Sur la relation qui unit l’intelligence à l’orbe qu’elle meut, les Néo-platoniciens grecs et arabes exerceront l’ingéniosité de leur esprit ; à chaque orbe, ils en viendront à conjoindre une âme qui en sera le moteur immédiat ; cette âme connaîtra, admirera, aimera l’intelligence séparée, désirera de lui devenir semblable, et ce désir éternel maintiendra la perpétuité du mouvement céleste.

Comment faut-il concevoir les rapports de l’orbe qui est un corps, de son moteur conjoint qui est une âme, de son moteur séparé qui est une intelligence ? À ce sujet, philosophes musulmans, philosophes juifs, philosophes chrétiens disserteront à l’envi, non sans que de vives discussions mettent aux prises leurs divers systèmes. Mais l’existence des intelligences célestes leur paraîtra toujours hors de doute.
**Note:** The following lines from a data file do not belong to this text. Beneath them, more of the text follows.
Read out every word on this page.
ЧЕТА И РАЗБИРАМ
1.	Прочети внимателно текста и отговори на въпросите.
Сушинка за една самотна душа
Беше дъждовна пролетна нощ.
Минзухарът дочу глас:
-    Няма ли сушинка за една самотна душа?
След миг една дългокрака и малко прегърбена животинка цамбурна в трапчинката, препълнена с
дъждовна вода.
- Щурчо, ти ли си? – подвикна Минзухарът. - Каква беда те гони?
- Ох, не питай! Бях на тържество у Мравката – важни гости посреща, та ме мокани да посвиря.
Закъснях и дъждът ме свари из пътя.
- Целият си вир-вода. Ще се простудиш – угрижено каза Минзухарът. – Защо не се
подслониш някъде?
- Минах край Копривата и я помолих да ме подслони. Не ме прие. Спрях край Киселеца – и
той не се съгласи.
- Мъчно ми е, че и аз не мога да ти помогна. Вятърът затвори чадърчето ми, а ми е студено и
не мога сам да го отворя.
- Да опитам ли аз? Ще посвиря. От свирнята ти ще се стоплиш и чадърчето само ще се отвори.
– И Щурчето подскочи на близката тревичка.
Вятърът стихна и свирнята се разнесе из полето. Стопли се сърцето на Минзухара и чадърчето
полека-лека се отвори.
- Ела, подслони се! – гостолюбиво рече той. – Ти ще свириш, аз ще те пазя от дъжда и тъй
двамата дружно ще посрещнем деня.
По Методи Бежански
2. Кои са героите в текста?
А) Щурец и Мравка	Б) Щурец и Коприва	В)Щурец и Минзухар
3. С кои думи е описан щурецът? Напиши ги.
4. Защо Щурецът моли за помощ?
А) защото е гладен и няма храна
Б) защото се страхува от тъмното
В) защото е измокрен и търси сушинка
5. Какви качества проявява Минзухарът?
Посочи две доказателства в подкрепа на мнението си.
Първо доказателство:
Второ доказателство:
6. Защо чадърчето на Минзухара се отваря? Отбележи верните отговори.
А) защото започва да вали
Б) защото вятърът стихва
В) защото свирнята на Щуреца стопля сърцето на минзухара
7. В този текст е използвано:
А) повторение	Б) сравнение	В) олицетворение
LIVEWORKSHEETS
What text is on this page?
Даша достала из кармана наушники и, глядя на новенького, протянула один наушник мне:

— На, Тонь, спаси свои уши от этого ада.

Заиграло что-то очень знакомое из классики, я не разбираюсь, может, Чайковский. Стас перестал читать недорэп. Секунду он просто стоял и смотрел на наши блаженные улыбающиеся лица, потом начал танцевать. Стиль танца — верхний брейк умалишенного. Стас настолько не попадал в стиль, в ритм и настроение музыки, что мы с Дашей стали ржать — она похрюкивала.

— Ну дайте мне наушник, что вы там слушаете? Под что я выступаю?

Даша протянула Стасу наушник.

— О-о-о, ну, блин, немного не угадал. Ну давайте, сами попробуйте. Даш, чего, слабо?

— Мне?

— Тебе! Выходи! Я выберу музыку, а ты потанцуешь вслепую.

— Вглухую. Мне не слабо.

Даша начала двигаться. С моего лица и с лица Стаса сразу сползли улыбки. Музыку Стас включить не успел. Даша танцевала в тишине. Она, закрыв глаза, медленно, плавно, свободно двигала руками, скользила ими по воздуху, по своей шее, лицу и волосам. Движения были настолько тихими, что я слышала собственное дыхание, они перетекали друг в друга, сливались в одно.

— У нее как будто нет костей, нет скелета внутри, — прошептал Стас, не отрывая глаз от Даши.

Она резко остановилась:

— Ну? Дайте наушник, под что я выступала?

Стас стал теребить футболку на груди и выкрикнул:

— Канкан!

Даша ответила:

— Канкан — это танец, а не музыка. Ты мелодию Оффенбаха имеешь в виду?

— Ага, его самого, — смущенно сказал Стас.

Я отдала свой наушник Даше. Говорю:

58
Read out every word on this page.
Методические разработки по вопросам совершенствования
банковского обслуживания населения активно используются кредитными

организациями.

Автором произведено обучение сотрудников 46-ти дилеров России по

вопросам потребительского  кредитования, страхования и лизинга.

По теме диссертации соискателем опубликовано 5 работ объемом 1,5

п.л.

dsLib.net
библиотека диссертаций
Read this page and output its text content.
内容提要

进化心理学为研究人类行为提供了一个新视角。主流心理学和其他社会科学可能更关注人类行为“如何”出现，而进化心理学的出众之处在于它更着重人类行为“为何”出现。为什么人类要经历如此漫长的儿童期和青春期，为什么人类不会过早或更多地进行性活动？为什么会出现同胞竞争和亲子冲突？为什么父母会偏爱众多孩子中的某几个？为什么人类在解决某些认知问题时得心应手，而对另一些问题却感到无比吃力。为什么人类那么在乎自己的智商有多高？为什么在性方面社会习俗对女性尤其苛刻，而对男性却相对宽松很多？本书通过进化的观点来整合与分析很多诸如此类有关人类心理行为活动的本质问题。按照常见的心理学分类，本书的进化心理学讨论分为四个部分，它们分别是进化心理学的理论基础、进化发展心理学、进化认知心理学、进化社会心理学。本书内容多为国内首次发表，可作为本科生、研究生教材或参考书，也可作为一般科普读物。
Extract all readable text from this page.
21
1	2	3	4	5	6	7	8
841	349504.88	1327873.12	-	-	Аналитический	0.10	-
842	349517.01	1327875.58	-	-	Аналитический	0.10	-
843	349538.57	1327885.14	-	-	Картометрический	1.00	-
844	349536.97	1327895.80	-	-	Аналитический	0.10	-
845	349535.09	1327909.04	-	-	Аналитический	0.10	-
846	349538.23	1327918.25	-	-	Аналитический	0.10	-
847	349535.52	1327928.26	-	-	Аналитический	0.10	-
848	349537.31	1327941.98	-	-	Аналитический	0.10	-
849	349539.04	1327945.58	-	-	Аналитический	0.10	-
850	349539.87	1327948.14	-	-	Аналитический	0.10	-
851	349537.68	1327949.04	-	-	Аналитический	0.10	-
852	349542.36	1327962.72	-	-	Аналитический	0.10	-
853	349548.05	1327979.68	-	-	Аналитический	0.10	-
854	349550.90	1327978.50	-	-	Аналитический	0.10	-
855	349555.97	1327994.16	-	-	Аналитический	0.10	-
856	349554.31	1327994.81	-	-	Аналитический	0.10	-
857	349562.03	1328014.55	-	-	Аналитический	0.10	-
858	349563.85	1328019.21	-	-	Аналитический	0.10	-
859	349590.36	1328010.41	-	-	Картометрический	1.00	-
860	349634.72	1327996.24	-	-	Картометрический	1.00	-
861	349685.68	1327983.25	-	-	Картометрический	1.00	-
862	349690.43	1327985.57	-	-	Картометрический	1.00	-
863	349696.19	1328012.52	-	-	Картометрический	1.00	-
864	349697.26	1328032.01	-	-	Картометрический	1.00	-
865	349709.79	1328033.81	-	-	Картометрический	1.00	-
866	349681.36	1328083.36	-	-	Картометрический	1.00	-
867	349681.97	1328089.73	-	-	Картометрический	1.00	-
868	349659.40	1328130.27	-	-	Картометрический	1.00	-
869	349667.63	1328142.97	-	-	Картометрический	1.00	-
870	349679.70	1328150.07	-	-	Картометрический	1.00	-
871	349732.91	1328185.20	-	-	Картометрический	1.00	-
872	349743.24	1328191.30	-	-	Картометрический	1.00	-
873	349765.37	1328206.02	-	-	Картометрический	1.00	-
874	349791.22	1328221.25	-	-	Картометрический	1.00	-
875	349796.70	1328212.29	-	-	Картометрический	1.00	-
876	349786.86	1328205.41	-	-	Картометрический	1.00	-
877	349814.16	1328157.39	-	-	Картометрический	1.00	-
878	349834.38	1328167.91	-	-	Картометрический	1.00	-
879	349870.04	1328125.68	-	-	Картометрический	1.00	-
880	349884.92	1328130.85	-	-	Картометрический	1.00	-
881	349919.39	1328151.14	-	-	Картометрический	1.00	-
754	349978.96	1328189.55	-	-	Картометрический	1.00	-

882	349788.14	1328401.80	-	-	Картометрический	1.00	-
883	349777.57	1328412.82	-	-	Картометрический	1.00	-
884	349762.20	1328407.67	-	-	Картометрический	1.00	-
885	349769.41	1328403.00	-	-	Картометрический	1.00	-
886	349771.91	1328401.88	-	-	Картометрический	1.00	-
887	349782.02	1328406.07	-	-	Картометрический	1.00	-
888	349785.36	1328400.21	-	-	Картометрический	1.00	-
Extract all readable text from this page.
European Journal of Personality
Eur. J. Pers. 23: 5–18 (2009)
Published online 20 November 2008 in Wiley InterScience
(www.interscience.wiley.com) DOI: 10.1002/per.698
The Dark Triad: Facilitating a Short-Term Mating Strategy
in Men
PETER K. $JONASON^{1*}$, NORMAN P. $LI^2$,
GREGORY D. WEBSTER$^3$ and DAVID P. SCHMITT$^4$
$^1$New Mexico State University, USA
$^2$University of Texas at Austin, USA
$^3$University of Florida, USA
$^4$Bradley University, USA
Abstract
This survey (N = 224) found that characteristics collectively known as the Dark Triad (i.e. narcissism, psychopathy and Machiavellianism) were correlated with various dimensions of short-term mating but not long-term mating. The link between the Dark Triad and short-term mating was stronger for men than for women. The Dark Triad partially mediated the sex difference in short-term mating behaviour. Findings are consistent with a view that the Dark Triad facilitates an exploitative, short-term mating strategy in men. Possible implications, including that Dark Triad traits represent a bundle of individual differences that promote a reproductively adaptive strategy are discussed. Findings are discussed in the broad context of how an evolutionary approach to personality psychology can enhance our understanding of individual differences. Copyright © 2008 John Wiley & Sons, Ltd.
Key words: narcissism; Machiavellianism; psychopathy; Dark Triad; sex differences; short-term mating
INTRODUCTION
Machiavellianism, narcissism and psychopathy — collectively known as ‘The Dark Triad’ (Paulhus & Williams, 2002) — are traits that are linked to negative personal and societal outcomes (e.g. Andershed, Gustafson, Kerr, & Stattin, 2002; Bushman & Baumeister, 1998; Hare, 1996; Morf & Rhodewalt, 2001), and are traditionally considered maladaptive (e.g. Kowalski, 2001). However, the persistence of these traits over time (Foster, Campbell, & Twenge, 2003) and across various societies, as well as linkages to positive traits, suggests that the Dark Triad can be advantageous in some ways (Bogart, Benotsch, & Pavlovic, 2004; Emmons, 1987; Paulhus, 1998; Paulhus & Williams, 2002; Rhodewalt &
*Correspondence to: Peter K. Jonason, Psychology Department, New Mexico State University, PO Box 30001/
Du polythéisme astral des Grecs, leur monothéisme recueillera cet héritage ; pour imposer silence à ses scrupules, il se contentera de donner le nom d’anges aux intelligences et aux âmes célestes, que le Néo-platonisme héllénique appelait divines.

Une partie du xive siècle était déjà écoulée que la Scolastique chrétienne n’avait encore rien fait pour repousser loin d’elle cette théorie d’un Paganisme à peine déguisé. Dans la dernière discussion philosophique à laquelle il ait pris part, dans son septième Quolibet, le plus audacieux novateur de l’École, Guillaume d’Ockam, tenait encore le langage suivant[1] :

« Le Commentateur parle de la durée finie ou infinie qu’un mouvement possède par soi, et il l’entend de la manière suivante :

» Le moteur conjoint réside d’une certaine façon dans la matière du ciel, comme l’implique ce mot : conjoint ; il est en puissance de mouvoir, mais aussi, pour ce qui est de lui, il est en puissance de repos ; ainsi, quant à ce qui est de lui, il pourrait cesser d’exercer l’action par laquelle il meut le Ciel, et cela, selon le Commentateur, parce qu’il est une forme qui, d’une certaine manière, est conjointe à une matière. En mouvant d’ailleurs, il meut d’une manière accidentelle, comme le montre la suite du même commentaire. Il n’a donc pas une action motrice (motio) de durée infinie, mais seulement de

  1. Quolibeta septem Venerabilis inceptoris fratris Guilhelmi de Ockam ; quotlib. VII, quæst. XXII : Utrum intentio Philosophi et Commentatoris sit quod Deus sit infinitus intensive.